È il 1978. Ikea, che non è ancora il gigante dell’arredamento che conosciamo oggi, ma è già un’icona imprenditoriale a livello produttivo e di immagine, lancia la prima collezione curata da designer esterni all’azienda a firma del collettivo svedese 10-gruppen. In nuce, si tratta della loro prima capsule collection – termine reso popolare dalla moda e con cui si intendono collezioni in edizione limitata. Negli anni a venire, ed in particolare a partire dal 1995, anno della prima PS collection, il marchio utilizzerà a più riprese lo strumento della piccola collezione come terreno di sperimentazione e vetrina promozionale. Il risultato saranno linee di oggetti che, superando il grado zero a cui il catalogo aziendale li ha spesso confinati, si trasformeranno in oggetti di culto nel migliore dei casi, o in derive meno memorabili nei peggiori.
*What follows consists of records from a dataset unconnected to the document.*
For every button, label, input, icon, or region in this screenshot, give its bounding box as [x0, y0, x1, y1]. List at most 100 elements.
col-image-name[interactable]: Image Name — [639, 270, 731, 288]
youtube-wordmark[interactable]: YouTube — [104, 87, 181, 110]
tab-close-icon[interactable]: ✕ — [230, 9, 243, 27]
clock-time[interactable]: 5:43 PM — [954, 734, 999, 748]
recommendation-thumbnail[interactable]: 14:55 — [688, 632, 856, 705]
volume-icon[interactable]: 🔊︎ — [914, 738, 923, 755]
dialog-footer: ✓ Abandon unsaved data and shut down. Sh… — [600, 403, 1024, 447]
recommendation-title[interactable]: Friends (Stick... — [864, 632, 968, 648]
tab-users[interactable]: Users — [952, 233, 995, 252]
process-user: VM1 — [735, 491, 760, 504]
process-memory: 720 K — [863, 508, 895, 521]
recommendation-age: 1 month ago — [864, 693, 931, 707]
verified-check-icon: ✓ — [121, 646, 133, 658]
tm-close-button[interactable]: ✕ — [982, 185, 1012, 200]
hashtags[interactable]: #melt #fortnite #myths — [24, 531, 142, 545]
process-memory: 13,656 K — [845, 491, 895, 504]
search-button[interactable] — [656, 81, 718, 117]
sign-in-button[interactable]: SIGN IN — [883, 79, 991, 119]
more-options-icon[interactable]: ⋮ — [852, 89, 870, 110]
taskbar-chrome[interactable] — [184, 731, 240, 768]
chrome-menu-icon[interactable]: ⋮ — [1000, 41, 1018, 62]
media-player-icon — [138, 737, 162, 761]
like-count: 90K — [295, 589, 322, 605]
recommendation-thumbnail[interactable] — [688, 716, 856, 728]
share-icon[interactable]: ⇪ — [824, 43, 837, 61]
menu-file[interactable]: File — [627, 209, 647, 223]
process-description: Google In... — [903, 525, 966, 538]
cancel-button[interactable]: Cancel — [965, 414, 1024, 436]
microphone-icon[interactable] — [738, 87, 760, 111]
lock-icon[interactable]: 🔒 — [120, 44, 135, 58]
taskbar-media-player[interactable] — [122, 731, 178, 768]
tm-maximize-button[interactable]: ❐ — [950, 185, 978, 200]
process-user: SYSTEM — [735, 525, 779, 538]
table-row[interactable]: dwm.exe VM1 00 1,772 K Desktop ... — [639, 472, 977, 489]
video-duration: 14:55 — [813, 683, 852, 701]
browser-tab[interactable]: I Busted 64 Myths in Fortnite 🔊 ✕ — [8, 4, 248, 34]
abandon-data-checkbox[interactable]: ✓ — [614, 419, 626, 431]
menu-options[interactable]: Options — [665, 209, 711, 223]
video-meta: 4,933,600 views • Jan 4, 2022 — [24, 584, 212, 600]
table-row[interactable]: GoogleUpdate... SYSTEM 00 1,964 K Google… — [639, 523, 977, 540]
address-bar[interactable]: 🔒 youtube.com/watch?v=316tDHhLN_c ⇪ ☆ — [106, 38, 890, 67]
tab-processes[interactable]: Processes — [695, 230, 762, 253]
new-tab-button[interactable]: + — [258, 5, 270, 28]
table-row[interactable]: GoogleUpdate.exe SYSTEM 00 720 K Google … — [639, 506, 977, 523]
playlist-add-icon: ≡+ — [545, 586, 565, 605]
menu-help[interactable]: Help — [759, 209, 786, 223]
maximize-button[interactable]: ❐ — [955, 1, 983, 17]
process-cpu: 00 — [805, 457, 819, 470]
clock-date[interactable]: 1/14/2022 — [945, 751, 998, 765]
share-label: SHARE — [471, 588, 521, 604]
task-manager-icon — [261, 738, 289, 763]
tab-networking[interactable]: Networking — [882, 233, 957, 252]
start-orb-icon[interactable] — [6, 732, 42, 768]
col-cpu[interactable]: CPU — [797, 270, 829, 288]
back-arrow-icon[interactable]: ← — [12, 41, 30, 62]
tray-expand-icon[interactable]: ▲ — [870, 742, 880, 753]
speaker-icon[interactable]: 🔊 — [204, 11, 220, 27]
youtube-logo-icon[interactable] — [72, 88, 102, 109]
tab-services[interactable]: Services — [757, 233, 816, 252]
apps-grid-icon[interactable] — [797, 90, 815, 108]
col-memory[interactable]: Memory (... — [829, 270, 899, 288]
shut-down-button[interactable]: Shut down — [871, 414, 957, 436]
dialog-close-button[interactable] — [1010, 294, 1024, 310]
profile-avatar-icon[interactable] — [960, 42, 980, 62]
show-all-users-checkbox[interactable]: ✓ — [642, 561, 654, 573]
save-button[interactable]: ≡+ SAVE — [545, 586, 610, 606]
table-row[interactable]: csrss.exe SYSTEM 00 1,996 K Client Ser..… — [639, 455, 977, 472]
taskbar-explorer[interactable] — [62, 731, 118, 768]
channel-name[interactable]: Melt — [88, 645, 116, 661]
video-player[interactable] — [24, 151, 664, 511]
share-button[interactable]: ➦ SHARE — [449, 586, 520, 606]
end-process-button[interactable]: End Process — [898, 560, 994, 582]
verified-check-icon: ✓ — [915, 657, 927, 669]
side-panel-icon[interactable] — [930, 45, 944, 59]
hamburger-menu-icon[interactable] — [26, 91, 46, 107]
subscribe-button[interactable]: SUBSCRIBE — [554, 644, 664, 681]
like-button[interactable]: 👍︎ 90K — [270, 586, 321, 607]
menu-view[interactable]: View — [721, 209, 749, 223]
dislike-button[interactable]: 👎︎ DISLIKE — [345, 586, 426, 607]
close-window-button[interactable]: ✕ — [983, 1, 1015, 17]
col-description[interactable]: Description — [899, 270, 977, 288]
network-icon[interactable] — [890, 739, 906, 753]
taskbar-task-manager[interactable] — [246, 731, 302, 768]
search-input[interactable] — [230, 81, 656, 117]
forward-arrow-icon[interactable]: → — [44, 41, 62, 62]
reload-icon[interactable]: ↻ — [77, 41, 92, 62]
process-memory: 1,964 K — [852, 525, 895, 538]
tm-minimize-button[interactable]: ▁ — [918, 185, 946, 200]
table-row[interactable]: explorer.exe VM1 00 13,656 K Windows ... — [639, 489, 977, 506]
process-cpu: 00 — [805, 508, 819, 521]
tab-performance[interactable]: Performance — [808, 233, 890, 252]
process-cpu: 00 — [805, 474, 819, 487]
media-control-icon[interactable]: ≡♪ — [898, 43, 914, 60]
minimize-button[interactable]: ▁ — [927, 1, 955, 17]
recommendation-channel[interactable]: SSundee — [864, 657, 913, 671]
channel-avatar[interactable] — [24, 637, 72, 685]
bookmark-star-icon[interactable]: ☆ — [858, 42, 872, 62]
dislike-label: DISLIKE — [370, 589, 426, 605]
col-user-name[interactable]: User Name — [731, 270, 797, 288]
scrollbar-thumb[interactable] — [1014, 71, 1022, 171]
Comunque per l’azienda è ogni volta una lezione da imparare, riprendendo il gergo del marketing, e una mossa promozionale destinata a catturare l’attenzione di professionisti, media, e in parte del grande pubblico.
Capsule collection: le migliori collaborazioni di Ikea dal ‘95 a oggi
Il brand svedese è un adepto della sperimentazione sulle edizioni limitate, che ha rinnovato nel corso degli anni aprendosi all’arte, all’abbigliamento e alla musica.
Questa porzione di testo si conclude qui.